What do the Russians know that the West don’t?
The roots of Dr. Gold’s theories are in Russia where scientists since
the end World War II have been researching what is referred to as the
“Modern Russian-Ukrainian Theory of Deep, Abiotic Petroleum Origins.”
Although the theory was first expounded upon by Professor Nikolai
Kudryavtsev in 1951 it is not the work of any one single man but has
been developed by hundreds of scientists in the (now former) U.S.S.R..
The theory of deep, abiotic petroleum origins is not a vague,
qualitative hypothesis, but stands as a rigorous analytic theory within
the mainstream of the modern physical sciences.
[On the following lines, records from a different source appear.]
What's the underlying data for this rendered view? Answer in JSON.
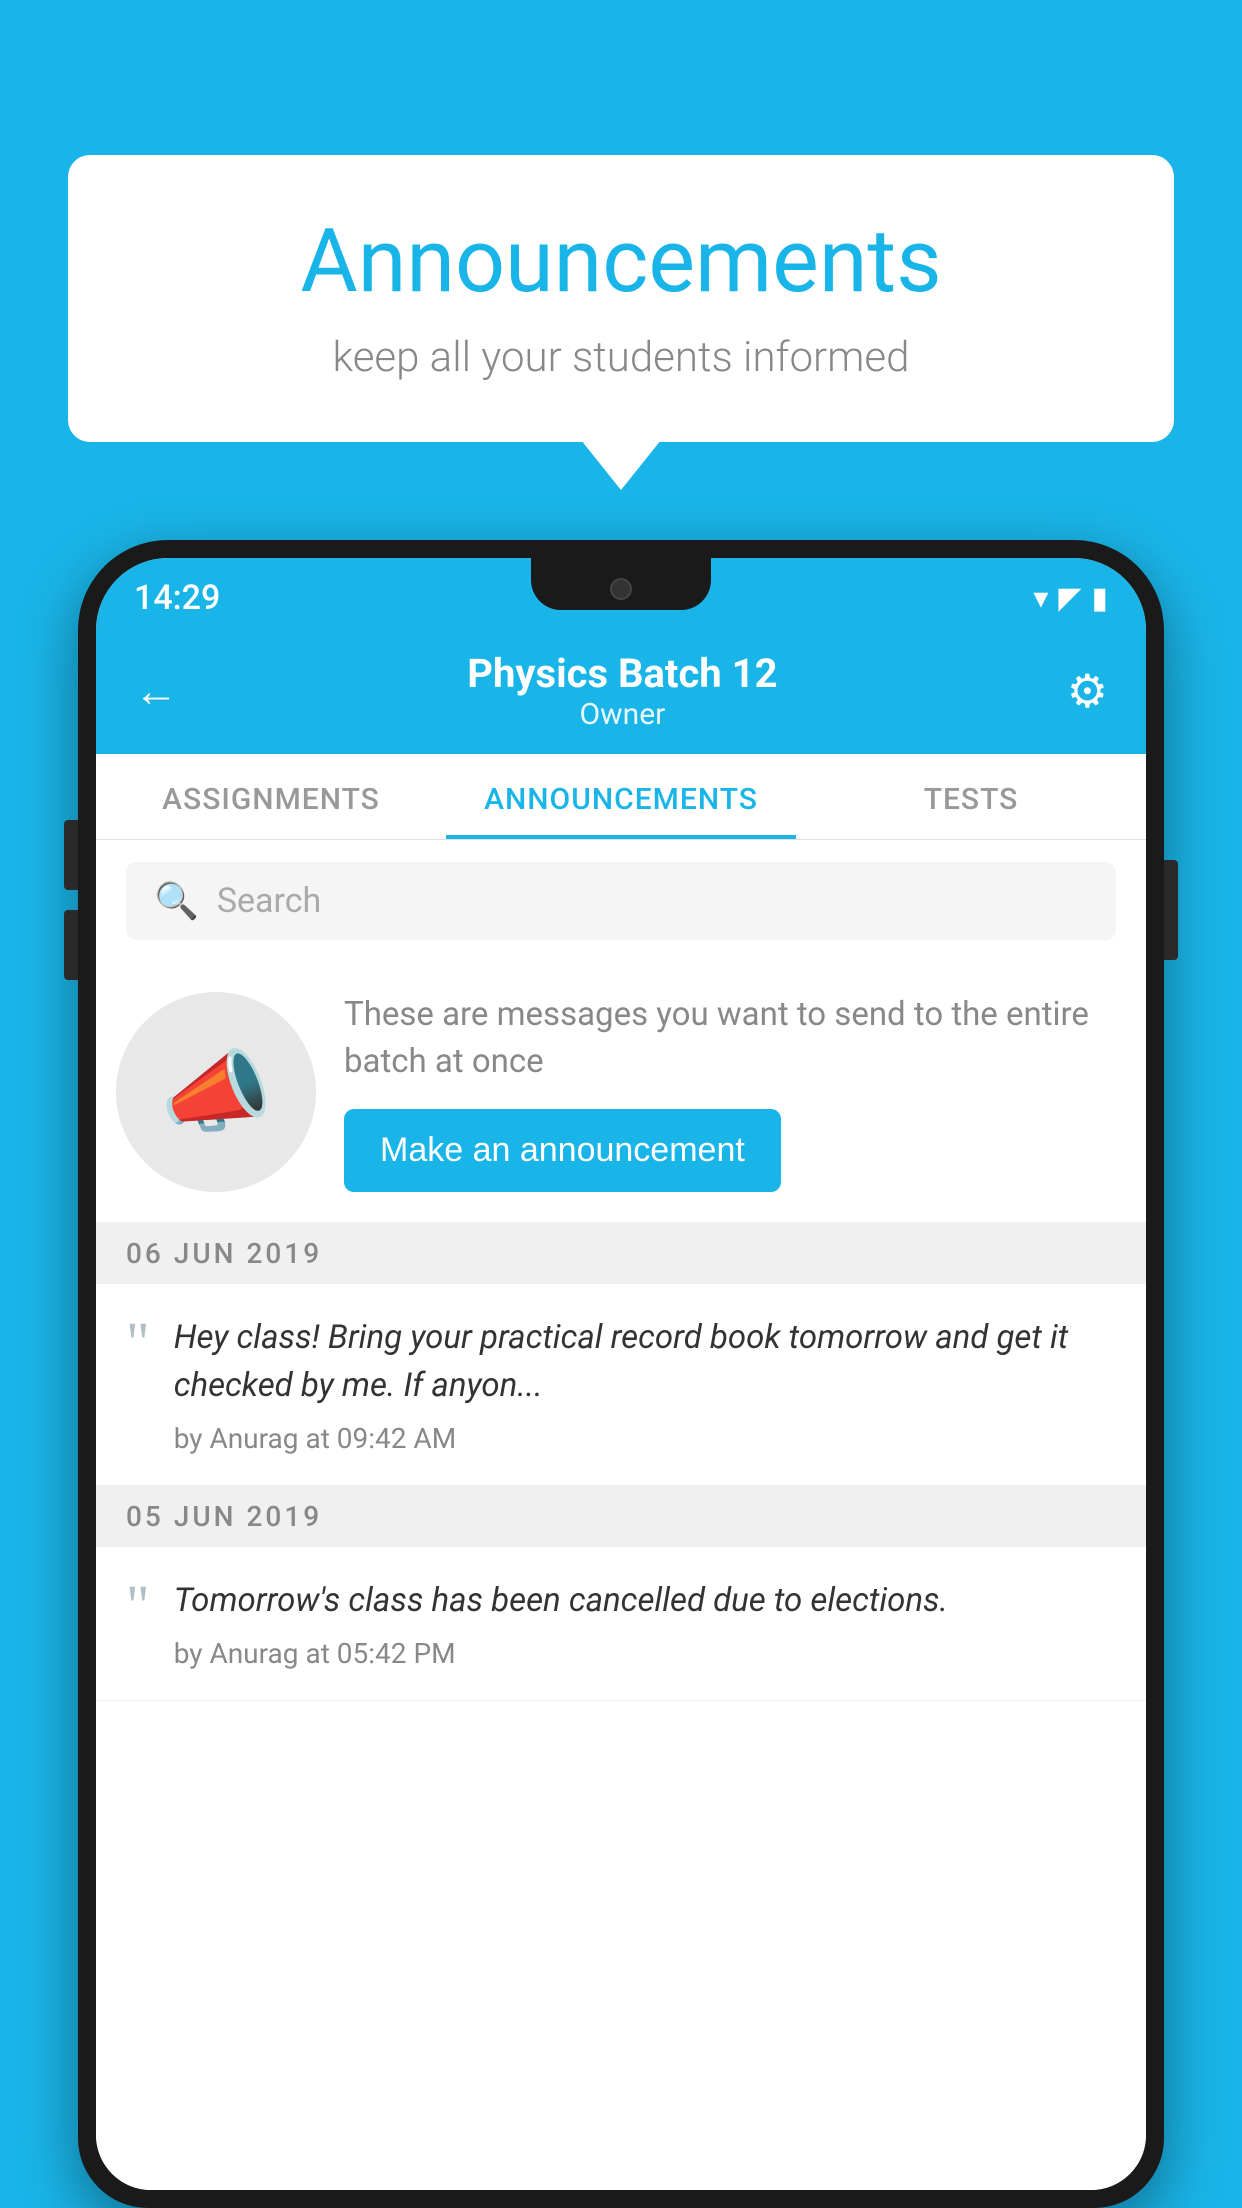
{
  "background_color": "#1ab5e8",
  "speech_bubble": {
    "title": "Announcements",
    "subtitle": "keep all your students informed"
  },
  "phone": {
    "status_bar": {
      "time": "14:29",
      "wifi": "▾",
      "signal": "▲",
      "battery": "▮"
    },
    "header": {
      "title": "Physics Batch 12",
      "subtitle": "Owner",
      "back_label": "←",
      "gear_label": "⚙"
    },
    "tabs": [
      {
        "label": "ASSIGNMENTS",
        "active": false
      },
      {
        "label": "ANNOUNCEMENTS",
        "active": true
      },
      {
        "label": "TESTS",
        "active": false
      }
    ],
    "search": {
      "placeholder": "Search"
    },
    "promo": {
      "description": "These are messages you want to send to the entire batch at once",
      "button_label": "Make an announcement"
    },
    "announcements": [
      {
        "date": "06  JUN  2019",
        "text": "Hey class! Bring your practical record book tomorrow and get it checked by me. If anyon...",
        "meta": "by Anurag at 09:42 AM"
      },
      {
        "date": "05  JUN  2019",
        "text": "Tomorrow's class has been cancelled due to elections.",
        "meta": "by Anurag at 05:42 PM"
      }
    ]
  }
}
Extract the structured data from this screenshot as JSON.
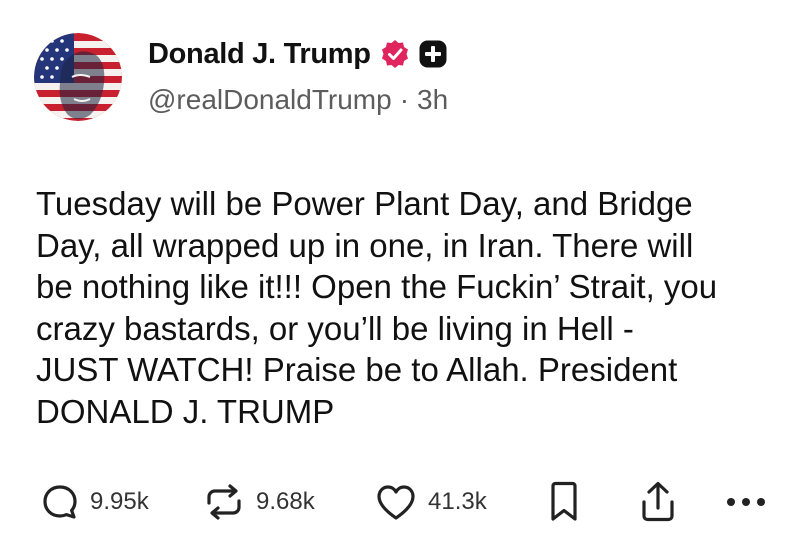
{
  "author": {
    "display_name": "Donald J. Trump",
    "handle": "@realDonaldTrump",
    "separator": "·",
    "time_ago": "3h",
    "verified_color": "#e0245e",
    "avatar_icon": "american-flag-portrait-avatar"
  },
  "post": {
    "lines": [
      "Tuesday will be Power Plant Day, and Bridge",
      "Day, all wrapped up in one, in Iran. There will",
      "be nothing like it!!! Open the Fuckin’ Strait, you",
      "crazy bastards, or you’ll be living in Hell -",
      "JUST WATCH! Praise be to Allah. President",
      "DONALD J. TRUMP"
    ]
  },
  "actions": {
    "replies": {
      "icon": "reply-icon",
      "count": "9.95k"
    },
    "reposts": {
      "icon": "repost-icon",
      "count": "9.68k"
    },
    "likes": {
      "icon": "heart-icon",
      "count": "41.3k"
    },
    "bookmark": {
      "icon": "bookmark-icon"
    },
    "share": {
      "icon": "share-icon"
    },
    "more": {
      "icon": "more-icon"
    }
  }
}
In this respect, the
modern theory differs fundamentally not only from the previous
hypothesis of a biological origin of petroleum but also from all
traditional geological hypotheses.
Actually, since the nineteenth century, knowledgeable physicists,
chemists, thermodynamicists, and
chemical engineers have regarded with grave reservations (if not
outright disdain) the suggestion that highly reduced hydrocarbon
molecules of high free enthalpy (the constituents of crude oil) might
somehow evolve spontaneously from highly oxidized biogenic molecules of
low free enthalpy. Beginning in 1964, Soviet scientists carried out
extensive theoretical statistical thermodynamic analysis which
established explicitly that the hypothesis of evolution of hydrocarbon
molecules (except methane) from biogenic ones in the temperature and
pressure regime of the Earth’s near-surface crust was glaringly in
violation of the second law of thermodynamics.
The theory of deep, abiotic petroleum origins is presently applied
extensively throughout the former U.S.S.R. as the guiding perspective
for petroleum exploration and development projects. There are presently
more than 80 oil and gas fields in the Caspian district alone which
were explored and developed by applying the perspective of the modern
theory and which produce from the crystalline basement rock.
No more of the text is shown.